In a way, we can imagine rage as our dogs.
We let them off the leash if we consider it necessary ("ATTACK!"). However, as rational people we also need to be able to call them off once we have achieved our goal – for example, once it has become clear to our counterpart that it's not a good idea to mess with us. To be able to handle our dogs smoothly and form a good team with them, we need to train with them. They must learn to trust and obey their owner. We need to learn to be wise and responsible dog-handlers.

Why are emotions like rage and hatred considered negative?
Well, they mean we are unhappy about something, which is not positive. They are also negative because they are (often aggressively) directed against situations, against others, sometimes even against ourselves. Another characteristic of these hounds is violence: to threaten, to hurt, to destroy. As a constant driving force rage would, over time, poison us.

How is it these negative emotions on another level can be positive at the same time?
Seen from a functional and evolutionary perspective they are part of our very own self-defence system, which reaches deep into the archaic layers of our brain. Without this emergency system, we as individuals and our species as a whole would not be able to survive. Passionately fighting an evil may ultimately lead to a better situation for us. But let's not forget: In order to create something positive, negation must be in conjunction with affirmative and constructive forces. Just being against things won't build anything.

Rage is also a popular means of manipulation.
We may meet someone intentionally deploying their fury to intimidate us, and thereby get what they want. Or they may use provocation to infuriate us: When we are in a rage it's pretty likely that we act imprudently and against our own interests. Stupidly enough, we even may feel oh-so-strong and in control.

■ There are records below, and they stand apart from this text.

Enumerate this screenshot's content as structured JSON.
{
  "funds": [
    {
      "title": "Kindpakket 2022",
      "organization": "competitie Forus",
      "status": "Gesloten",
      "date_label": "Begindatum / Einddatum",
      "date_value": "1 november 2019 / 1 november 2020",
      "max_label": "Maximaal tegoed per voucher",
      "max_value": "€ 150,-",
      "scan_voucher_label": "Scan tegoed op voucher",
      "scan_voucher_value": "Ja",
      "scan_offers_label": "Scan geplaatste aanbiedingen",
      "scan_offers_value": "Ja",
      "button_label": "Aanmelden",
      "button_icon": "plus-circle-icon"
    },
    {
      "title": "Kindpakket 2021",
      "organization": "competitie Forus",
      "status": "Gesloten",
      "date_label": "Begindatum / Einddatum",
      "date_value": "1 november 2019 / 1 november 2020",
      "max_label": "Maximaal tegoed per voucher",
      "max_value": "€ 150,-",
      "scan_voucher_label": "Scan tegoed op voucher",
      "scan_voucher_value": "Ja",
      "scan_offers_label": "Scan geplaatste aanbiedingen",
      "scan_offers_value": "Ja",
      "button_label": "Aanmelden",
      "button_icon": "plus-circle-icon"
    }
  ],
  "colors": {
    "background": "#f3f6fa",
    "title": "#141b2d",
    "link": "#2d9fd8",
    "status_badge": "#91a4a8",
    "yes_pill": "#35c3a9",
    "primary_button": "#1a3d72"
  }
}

In a safe BDSM context we can transform driving forces and experiences (such as pain and humiliation) perceived as dark or negative and give them a positive, sexy twist. We can use them to achieve deep connections and integrate them into our self-image in a positive way. BDSM even allows us to discover a beauty that lies in darkness. This is exactly where we are trying to take you with this workshop. With exercises from self-defence and the body-oriented tools from Frank & Sheila's Bodyplay-concept, we activate rage that is directed specifically at our counterparts. We do this not only to intensify our BDSM play – but also to gain experience with our rage hounds in a "simulation mode". Beyond prejudices and ungrounded fears, but also beyond trivialisation and naïve glorification.

An important aspect of this workshop will be to express rage in a differentiated and nuanced manner, in various ways including facial expression, body language, voice, speech and physical interaction. How does it make us feel to be on the giving, and then on the taking side? How can we create a positive space using this stigmatized, yet powerful emotion?